El nombramiento de Carlos Cuerpo como vicepresidente primero del gobierno de Pedro Sánchez ha generado un renovado interés en su figura. Este economista, conocido por su discreción y estilo poco dado a las estridencias, ha sido clave en el crecimiento económico de España por encima de la media de la Unión Europea. Con una trayectoria marcada por el esfuerzo personal y una base social que le ha facilitado oportunidades, Cuerpo se enfrenta ahora a un nuevo reto: navegar por un escenario político más polarizado.

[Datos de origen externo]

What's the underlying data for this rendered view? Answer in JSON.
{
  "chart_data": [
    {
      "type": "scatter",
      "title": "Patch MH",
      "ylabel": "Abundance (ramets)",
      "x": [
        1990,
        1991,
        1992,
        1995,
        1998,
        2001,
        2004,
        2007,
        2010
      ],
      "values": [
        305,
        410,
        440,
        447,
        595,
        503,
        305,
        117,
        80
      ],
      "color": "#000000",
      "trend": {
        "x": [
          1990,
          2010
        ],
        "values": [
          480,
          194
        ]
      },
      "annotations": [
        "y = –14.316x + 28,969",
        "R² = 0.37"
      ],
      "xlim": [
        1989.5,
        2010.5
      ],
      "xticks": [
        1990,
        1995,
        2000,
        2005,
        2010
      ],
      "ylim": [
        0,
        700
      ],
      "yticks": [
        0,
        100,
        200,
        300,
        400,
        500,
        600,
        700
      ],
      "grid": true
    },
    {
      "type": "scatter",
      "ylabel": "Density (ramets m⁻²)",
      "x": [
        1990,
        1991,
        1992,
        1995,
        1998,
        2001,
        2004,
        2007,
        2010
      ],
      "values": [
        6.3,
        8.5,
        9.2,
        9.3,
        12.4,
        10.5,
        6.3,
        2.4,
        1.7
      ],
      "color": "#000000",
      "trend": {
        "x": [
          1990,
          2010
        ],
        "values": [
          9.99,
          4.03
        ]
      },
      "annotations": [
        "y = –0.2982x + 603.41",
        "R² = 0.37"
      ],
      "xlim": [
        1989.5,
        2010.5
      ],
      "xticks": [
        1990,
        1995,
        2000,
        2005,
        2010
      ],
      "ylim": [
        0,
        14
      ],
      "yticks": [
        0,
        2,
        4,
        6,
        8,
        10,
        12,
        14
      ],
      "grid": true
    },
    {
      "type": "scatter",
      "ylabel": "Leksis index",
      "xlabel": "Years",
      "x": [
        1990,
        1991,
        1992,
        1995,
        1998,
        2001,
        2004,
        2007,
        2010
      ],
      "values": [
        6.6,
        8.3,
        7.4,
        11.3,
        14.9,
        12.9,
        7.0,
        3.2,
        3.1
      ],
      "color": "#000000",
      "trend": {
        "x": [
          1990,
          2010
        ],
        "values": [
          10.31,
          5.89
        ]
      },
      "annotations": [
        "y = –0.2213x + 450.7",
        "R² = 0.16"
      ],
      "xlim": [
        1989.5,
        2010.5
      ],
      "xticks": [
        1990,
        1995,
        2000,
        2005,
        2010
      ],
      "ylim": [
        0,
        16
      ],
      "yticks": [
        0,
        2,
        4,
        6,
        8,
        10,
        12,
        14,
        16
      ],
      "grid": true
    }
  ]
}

El heredero de Nadia Calviño

Cuerpo continuó la línea trazada por Nadia Calviño, responsable de la política económica del país. Su gestión ha convertido a España en referencia internacional, con previsiones que indican que seguirá creciendo por encima de la media europea. Sin embargo, el riesgo de trastornos mundiales acecha, y Cuerpo debe afrontar este desafío en un contexto de creciente polarización partidista.

A diferencia de otros políticos, Cuerpo se caracteriza por su meticulosidad y capacidad para el diálogo. Acepta que su discreción no podrá ser tan absoluta en el futuro, dado el interés de la oposición en su gestión. Pese a esto, mantiene su apuesta por la mano tendida y el acuerdo, a pesar de los posibles rechazos.

Un pasado familiar que forja su visión

Orgulloso de su pasado familiar, Cuerpo lo reconvierte en la versión española del sueño americano. Nieto de minero e hijo de emigrantes, su historia es la de muchos que han logrado avanzar gracias al esfuerzo personal y a una base social facilitadora. Cuerpo aprendió de Keynes que lo inesperado suele ocurrir, y que rara vez sucede lo inevitable.